Moreover, ICS also-developed Auto-Failover engine, which can locate the failure point from multiple layers like network, storage, hosts, etc. If any failure was located, it will evacuate instances to the appointed failover available domains. For example, a computing node with 96 cores, 1.5T and oversubscription ratio of 2, only takes minutes from monitoring data analysis to fault position and the evacuation of the whole host node.
ICS uses machine learning to analyze the data from multiple layers like host power consumption, temperature, humidity, etc. This can previously do live migration of those going-to-fail hosts, to enter the AIOps era.
In general, it costs less to achieve active-active from the upper layer than that of the bottom layer. The output of upper-level solutions is more universal as many system failures result from code bugs and uncovered abnormal operations. Meanwhile, the method of high availability at the bottom layer will replicate the ‘failing instruction’ onto the ‘shadow instance’.
Active-Active at Service Layer
ICS has achieved active-active and high availability of link, network, storage and computing at the infrastructure level.

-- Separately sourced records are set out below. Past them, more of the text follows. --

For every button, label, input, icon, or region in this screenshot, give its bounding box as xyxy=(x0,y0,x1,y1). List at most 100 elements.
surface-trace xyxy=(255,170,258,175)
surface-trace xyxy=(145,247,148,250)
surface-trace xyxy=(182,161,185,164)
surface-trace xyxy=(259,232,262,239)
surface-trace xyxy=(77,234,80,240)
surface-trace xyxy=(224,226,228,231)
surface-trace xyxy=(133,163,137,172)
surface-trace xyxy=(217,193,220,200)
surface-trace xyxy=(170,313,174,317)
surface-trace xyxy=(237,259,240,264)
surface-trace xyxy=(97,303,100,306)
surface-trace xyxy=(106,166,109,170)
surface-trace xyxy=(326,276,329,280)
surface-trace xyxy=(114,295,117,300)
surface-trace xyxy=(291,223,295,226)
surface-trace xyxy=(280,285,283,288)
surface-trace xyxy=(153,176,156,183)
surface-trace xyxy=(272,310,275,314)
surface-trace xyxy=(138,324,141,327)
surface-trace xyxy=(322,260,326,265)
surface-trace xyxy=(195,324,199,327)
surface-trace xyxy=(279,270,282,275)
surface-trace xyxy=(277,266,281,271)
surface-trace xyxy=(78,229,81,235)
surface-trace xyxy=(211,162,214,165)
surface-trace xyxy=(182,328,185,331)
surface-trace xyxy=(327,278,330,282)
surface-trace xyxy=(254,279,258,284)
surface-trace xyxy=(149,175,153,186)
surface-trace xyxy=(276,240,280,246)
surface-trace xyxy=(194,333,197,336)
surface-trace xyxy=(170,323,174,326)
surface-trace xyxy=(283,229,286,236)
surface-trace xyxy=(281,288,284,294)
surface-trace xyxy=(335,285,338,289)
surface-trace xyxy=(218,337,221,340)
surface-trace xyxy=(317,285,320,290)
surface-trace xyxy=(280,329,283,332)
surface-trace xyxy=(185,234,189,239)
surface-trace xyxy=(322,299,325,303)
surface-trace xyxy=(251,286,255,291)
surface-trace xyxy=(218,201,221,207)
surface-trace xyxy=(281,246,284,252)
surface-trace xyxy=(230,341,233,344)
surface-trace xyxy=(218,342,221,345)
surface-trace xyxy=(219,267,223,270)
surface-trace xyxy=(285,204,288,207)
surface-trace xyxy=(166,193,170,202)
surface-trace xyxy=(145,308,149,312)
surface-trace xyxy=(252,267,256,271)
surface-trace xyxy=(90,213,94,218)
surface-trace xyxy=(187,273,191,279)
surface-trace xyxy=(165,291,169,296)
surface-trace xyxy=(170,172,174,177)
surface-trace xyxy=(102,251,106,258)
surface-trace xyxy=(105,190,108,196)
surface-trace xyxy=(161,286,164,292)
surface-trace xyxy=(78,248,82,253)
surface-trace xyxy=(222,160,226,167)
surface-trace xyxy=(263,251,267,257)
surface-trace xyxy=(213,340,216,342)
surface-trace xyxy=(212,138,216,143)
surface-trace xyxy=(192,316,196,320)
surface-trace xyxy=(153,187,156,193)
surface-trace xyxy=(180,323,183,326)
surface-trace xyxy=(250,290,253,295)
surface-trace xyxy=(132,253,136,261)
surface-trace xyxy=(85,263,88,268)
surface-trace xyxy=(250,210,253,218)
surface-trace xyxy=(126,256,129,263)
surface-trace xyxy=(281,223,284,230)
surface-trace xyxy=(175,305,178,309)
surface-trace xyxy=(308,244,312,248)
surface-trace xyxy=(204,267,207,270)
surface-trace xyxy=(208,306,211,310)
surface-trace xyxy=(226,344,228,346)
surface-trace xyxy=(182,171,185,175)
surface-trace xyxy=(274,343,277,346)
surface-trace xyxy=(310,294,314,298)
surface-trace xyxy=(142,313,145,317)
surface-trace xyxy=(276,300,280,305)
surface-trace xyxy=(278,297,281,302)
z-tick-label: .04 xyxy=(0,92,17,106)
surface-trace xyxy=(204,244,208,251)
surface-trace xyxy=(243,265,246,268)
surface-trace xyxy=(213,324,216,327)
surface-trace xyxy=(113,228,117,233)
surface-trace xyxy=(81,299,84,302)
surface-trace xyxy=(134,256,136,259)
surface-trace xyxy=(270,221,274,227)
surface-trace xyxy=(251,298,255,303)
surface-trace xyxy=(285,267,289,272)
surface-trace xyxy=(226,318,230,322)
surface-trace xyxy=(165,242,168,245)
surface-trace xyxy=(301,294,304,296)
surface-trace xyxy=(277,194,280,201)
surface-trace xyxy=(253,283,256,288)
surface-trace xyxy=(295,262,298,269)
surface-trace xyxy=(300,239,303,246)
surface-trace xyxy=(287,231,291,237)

Nevertheless, for the application developers, it is still hard to have best practices from the bottom to the top.
Taking the load balancing service as an instance, applications could be deployed at two DCs in the form of a distributed cluster. The cluster reuses the instance affinity rules mentioned in the last chapter. ICS deployed a multi-site global server load balancing service all around the world. It will automatically judge the healthiest, the least loaded point with the most optimized route. There is also a load balancing service deployed inside, to ensure higher bearing capacity.
Besides the load balancing service, ICS develops private cloud product and solution matrix combining the group function attributes. For example, users can apply a database cluster through self-service. It can provide intelligent scheduling of database instances according to affinity rules while all those clusters were deployed in the active-active private cloud environment. If users apply for MQ, it is capable of delivering many options like MQ tenant, independent cluster, federal, and no need to apply for computing instance deployment application cluster. Those service catalogs are quickly expanding to achieve a quick delivery of high availability applications.

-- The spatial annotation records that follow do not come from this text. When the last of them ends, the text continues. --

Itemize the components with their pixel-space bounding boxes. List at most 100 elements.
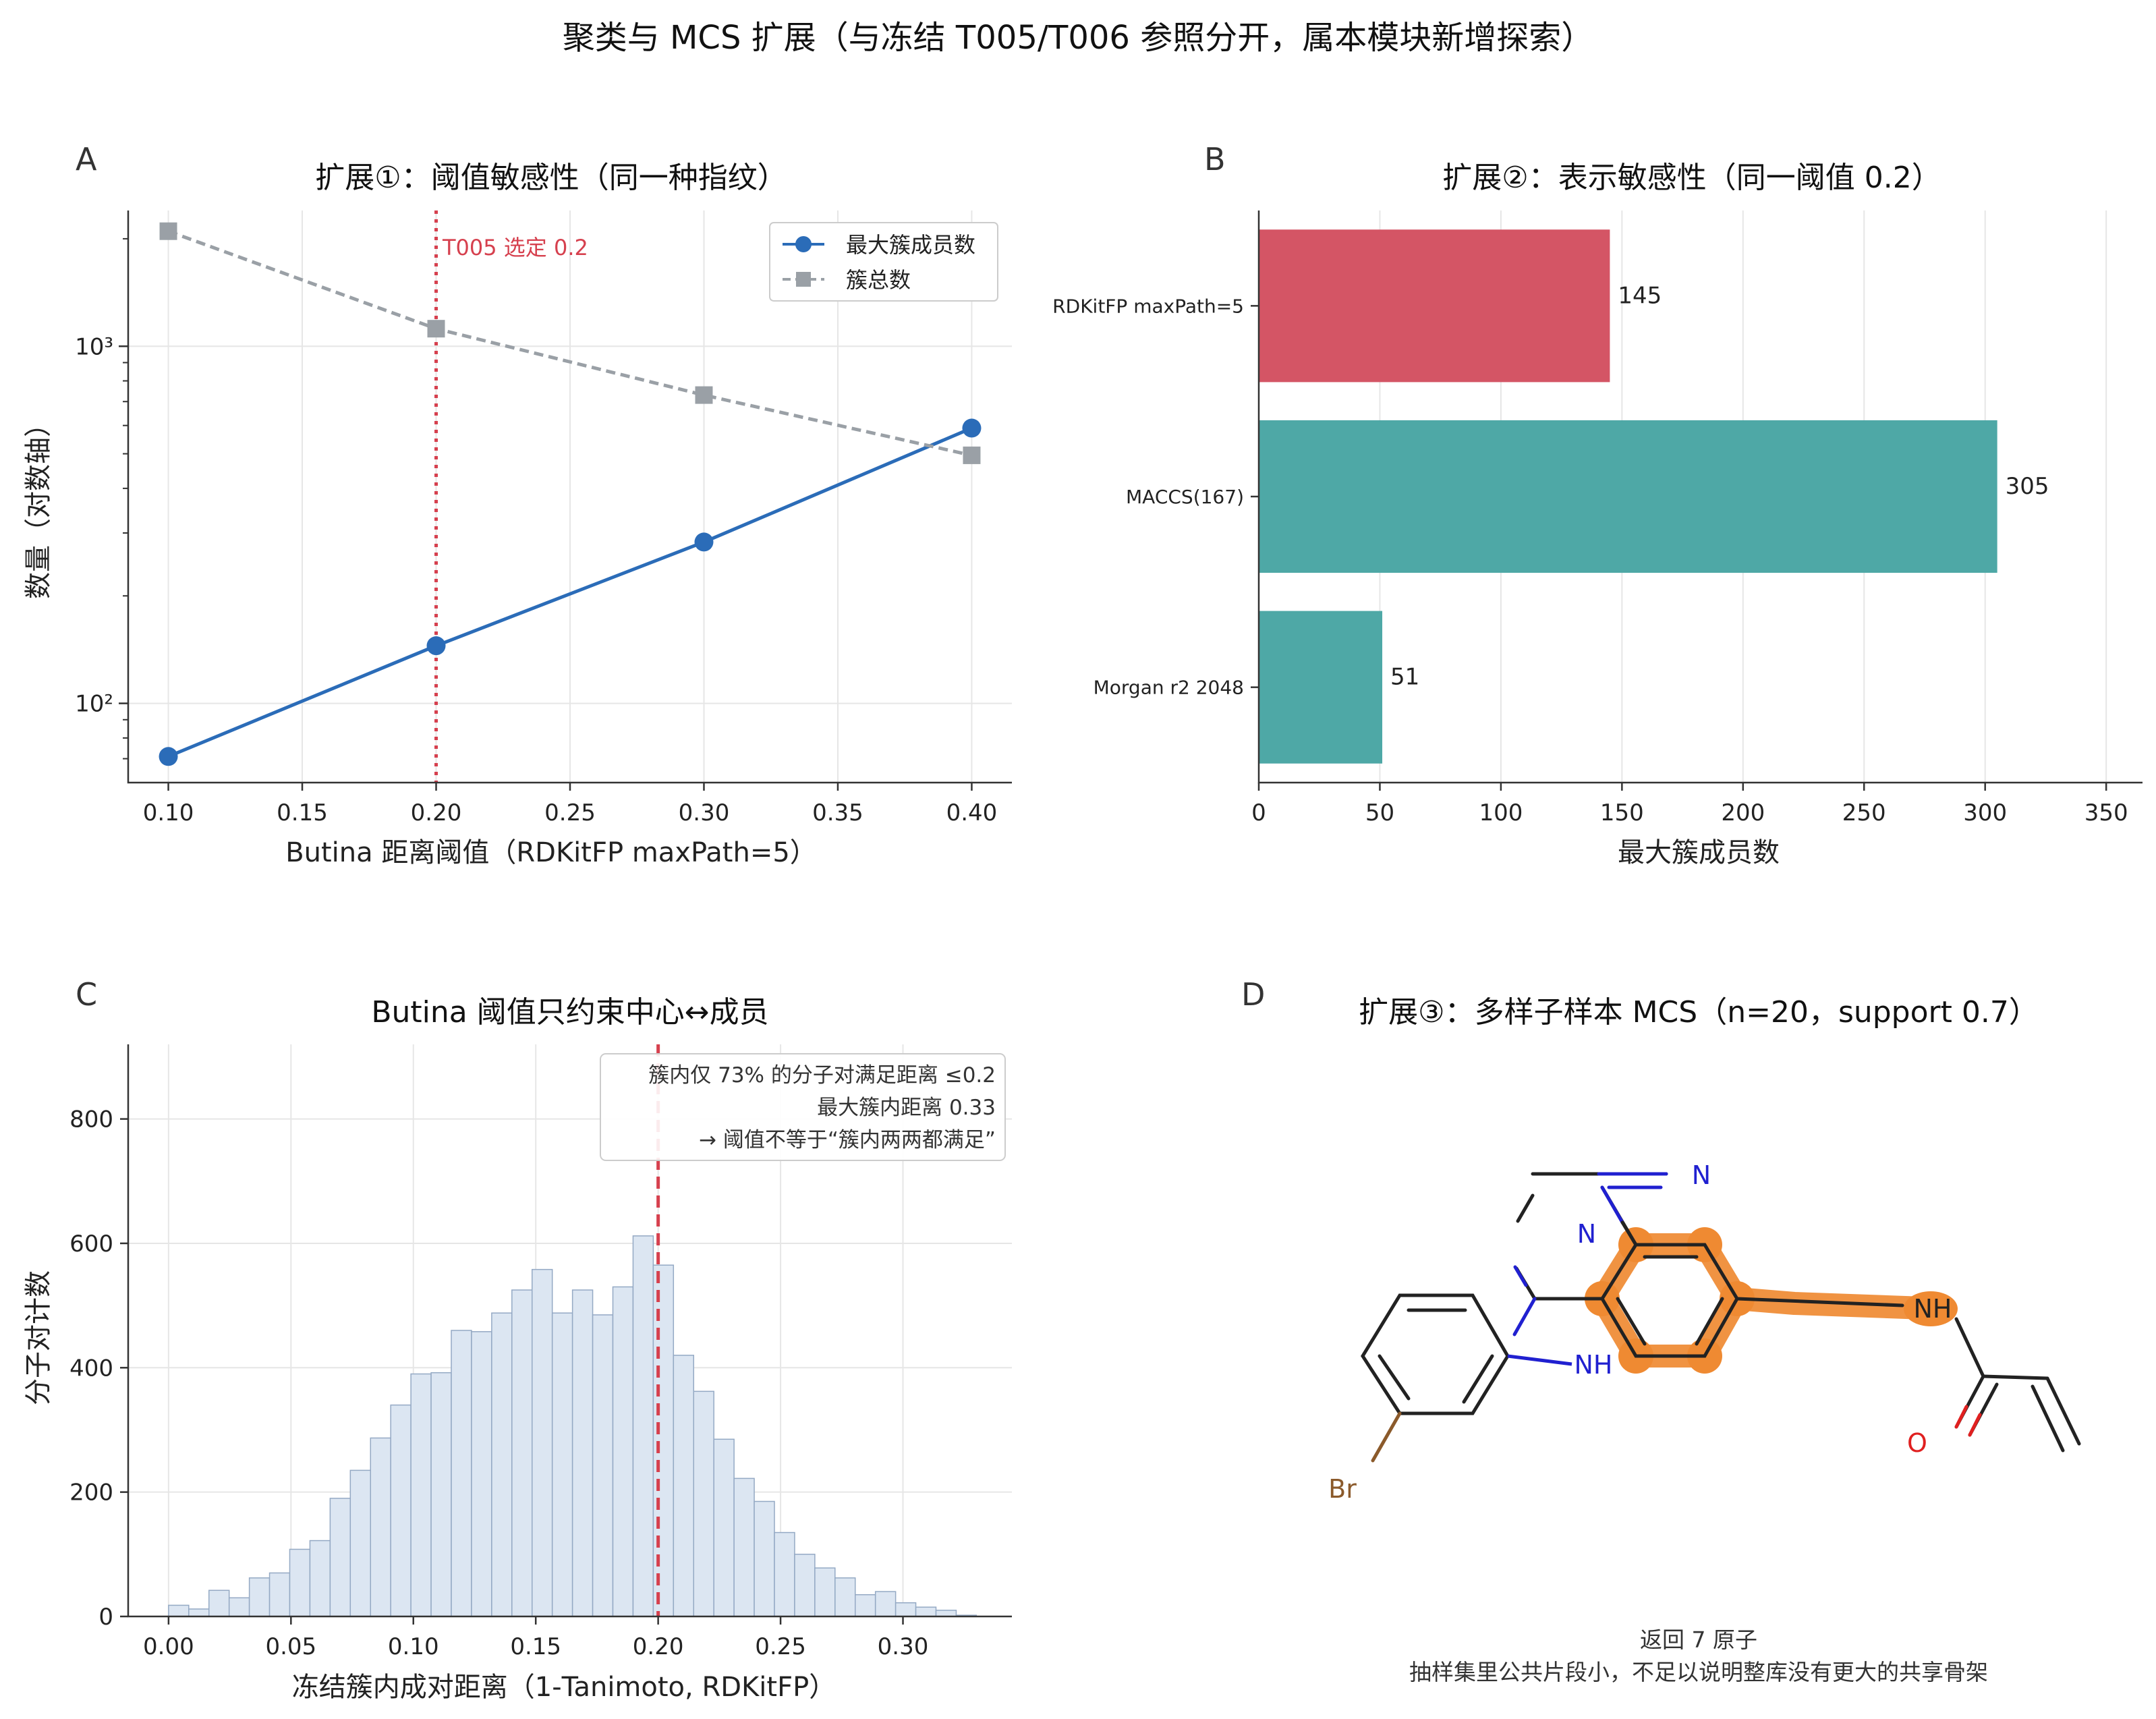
x-tick-label: 0.25 <box>544 799 596 826</box>
data-point <box>963 446 981 464</box>
panel-c-x-axis-label: 冻结簇内成对距离（1-Tanimoto, RDKitFP） <box>292 1672 836 1703</box>
category-label: MACCS(167) <box>1126 486 1244 508</box>
panel-c-histogram-bars <box>168 1235 977 1617</box>
x-tick-label: 0.30 <box>679 799 730 826</box>
x-tick-label: 0.10 <box>388 1633 439 1660</box>
histogram-bar <box>673 1355 695 1617</box>
y-tick-label: 0 <box>98 1604 113 1631</box>
bond <box>1516 1193 1535 1223</box>
histogram-bar <box>289 1548 311 1617</box>
histogram-bar <box>794 1554 816 1617</box>
legend-marker-total-clusters <box>796 272 811 287</box>
bond-inner <box>1462 1354 1494 1404</box>
atom-label-nh: NH <box>1914 1294 1952 1324</box>
y-tick-label: 200 <box>69 1480 113 1506</box>
figure-title: 聚类与 MCS 扩展（与冻结 T005/T006 参照分开，属本模块新增探索） <box>563 19 1593 57</box>
histogram-bar <box>491 1312 513 1617</box>
histogram-bar <box>874 1591 897 1617</box>
highlight-atom <box>1904 1291 1958 1326</box>
panel-a-y-ticks: 10² 10³ <box>75 237 128 760</box>
x-tick-label: 0.20 <box>633 1633 684 1660</box>
bond-o <box>1968 1413 1982 1437</box>
y-tick-label: 10² <box>75 691 113 718</box>
histogram-bar <box>532 1268 553 1617</box>
histogram-bar <box>390 1404 412 1617</box>
legend-label-max-cluster: 最大簇成员数 <box>846 232 975 258</box>
panel-b-category-labels: RDKitFP maxPath=5 MACCS(167) Morgan r2 204… <box>1052 295 1259 699</box>
bar-value-label: 145 <box>1618 282 1662 309</box>
bond-nh <box>1512 1297 1537 1336</box>
panel-a-title: 扩展①：阈值敏感性（同一种指纹） <box>315 161 787 195</box>
histogram-bar <box>713 1438 735 1617</box>
data-point <box>427 320 445 338</box>
mcs-highlight-ring <box>1591 1233 1749 1368</box>
category-label: RDKitFP maxPath=5 <box>1052 295 1244 317</box>
series-line-1 <box>167 229 973 457</box>
data-point <box>962 418 982 438</box>
histogram-bar <box>168 1604 190 1617</box>
panel-b-x-axis-label: 最大簇成员数 <box>1618 837 1780 868</box>
panel-d-caption-line-2: 抽样集里公共片段小，不足以说明整库没有更大的共享骨架 <box>1409 1659 1988 1685</box>
histogram-bar <box>855 1594 876 1617</box>
atom-label-nh: NH <box>1575 1350 1613 1380</box>
histogram-bar <box>208 1589 230 1617</box>
bond <box>1954 1317 1985 1378</box>
bond-inner <box>1695 1297 1724 1346</box>
panel-a-x-ticks: 0.10 0.15 0.20 0.25 0.30 0.35 0.40 <box>143 783 998 826</box>
legend-label-total-clusters: 簇总数 <box>846 267 911 293</box>
annotation-line-1: 簇内仅 73% 的分子对满足距离 ≤0.2 <box>648 1063 996 1088</box>
histogram-bar <box>248 1577 271 1617</box>
bond <box>2031 1384 2065 1453</box>
histogram-bar <box>410 1373 432 1617</box>
bond-n <box>1620 1220 1638 1247</box>
histogram-bar <box>754 1500 775 1617</box>
x-tick-label: 0.40 <box>946 799 998 826</box>
bond-o <box>1954 1405 1968 1429</box>
bar-value-label: 51 <box>1390 664 1419 691</box>
histogram-bar <box>551 1312 573 1617</box>
x-tick-label: 300 <box>1963 799 2007 826</box>
panel-a-threshold-label: T005 选定 0.2 <box>442 235 588 260</box>
x-tick-label: 0.30 <box>878 1633 929 1660</box>
histogram-bar <box>915 1606 937 1617</box>
bond-inner <box>1378 1354 1411 1401</box>
annotation-line-3: → 阈值不等于“簇内两两都满足” <box>699 1128 996 1152</box>
histogram-bar <box>511 1289 533 1617</box>
panel-letter-b: B <box>1204 141 1226 177</box>
panel-letter-c: C <box>76 976 97 1013</box>
panel-b-x-ticks: 0 50 100 150 200 250 300 350 <box>1251 783 2128 826</box>
panel-a-legend: 最大簇成员数 簇总数 <box>769 222 998 302</box>
bond <box>1361 1293 1510 1415</box>
panel-c-y-axis-label: 分子对计数 <box>23 1270 54 1405</box>
atom-label-br: Br <box>1328 1474 1357 1504</box>
hetero-bonds <box>1512 1172 1982 1437</box>
histogram-bar <box>935 1610 957 1617</box>
x-tick-label: 0.15 <box>510 1633 561 1660</box>
atom-label-n: N <box>1577 1219 1596 1249</box>
panel-d-caption-line-1: 返回 7 原子 <box>1640 1627 1757 1653</box>
legend-box <box>769 222 998 302</box>
bond <box>1735 1297 1904 1307</box>
x-tick-label: 50 <box>1365 799 1394 826</box>
panel-c: C Butina 阈值只约束中心↔成员 0.00 0.05 0.10 0.15 0.20… <box>23 976 1012 1703</box>
bar <box>1259 611 1383 764</box>
histogram-bar <box>571 1289 594 1617</box>
category-label: Morgan r2 2048 <box>1094 677 1244 699</box>
bond-nh-phenyl <box>1507 1354 1572 1366</box>
data-point <box>159 747 178 766</box>
histogram-bar <box>592 1314 614 1617</box>
atom-label-n: N <box>1692 1160 1711 1190</box>
panel-a-x-axis-label: Butina 距离阈值（RDKitFP maxPath=5） <box>285 837 817 868</box>
data-point <box>695 386 713 404</box>
histogram-bar <box>329 1498 351 1617</box>
histogram-bar <box>632 1235 654 1617</box>
histogram-bar <box>612 1286 634 1617</box>
bond-n <box>1600 1185 1624 1224</box>
data-point <box>159 222 177 240</box>
x-tick-label: 250 <box>1842 799 1886 826</box>
histogram-bar <box>895 1602 917 1617</box>
y-tick-label: 10³ <box>75 333 113 360</box>
panel-c-x-ticks: 0.00 0.05 0.10 0.15 0.20 0.25 0.30 <box>143 1616 928 1660</box>
x-tick-label: 0.20 <box>411 799 462 826</box>
histogram-bar <box>349 1469 372 1617</box>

The high availability design of infrastructure can also be applied at container platform which is deployed on physical machines or virtual machines. We can also achieve active-active stateful service combined with OpenStack Cinder. So far, this project has provided an end-to-to scheme of high availability clusters from infrastructure, to the private cloud, virtual machines, containers and applications.
Conclusion
In general, ICS has reached its initial target that builds an intra-city active-active private cloud based on OpenStack, from infrastructure design to upper software cluster delivery. The whole process of design and implementation is far more difficult than this article could describe in terms of technical and scheme details. The current trend is that companies need to embrace the service transformation including Lenovo. Lenovo embraces the trend of transformation from the technology level, like IoT, Serverless, AI, machine learning, meanwhile is willing to output solutions and products at the business level to help customers focus on delivering their own business and creating more value in ways that are more agile and cost-efficient.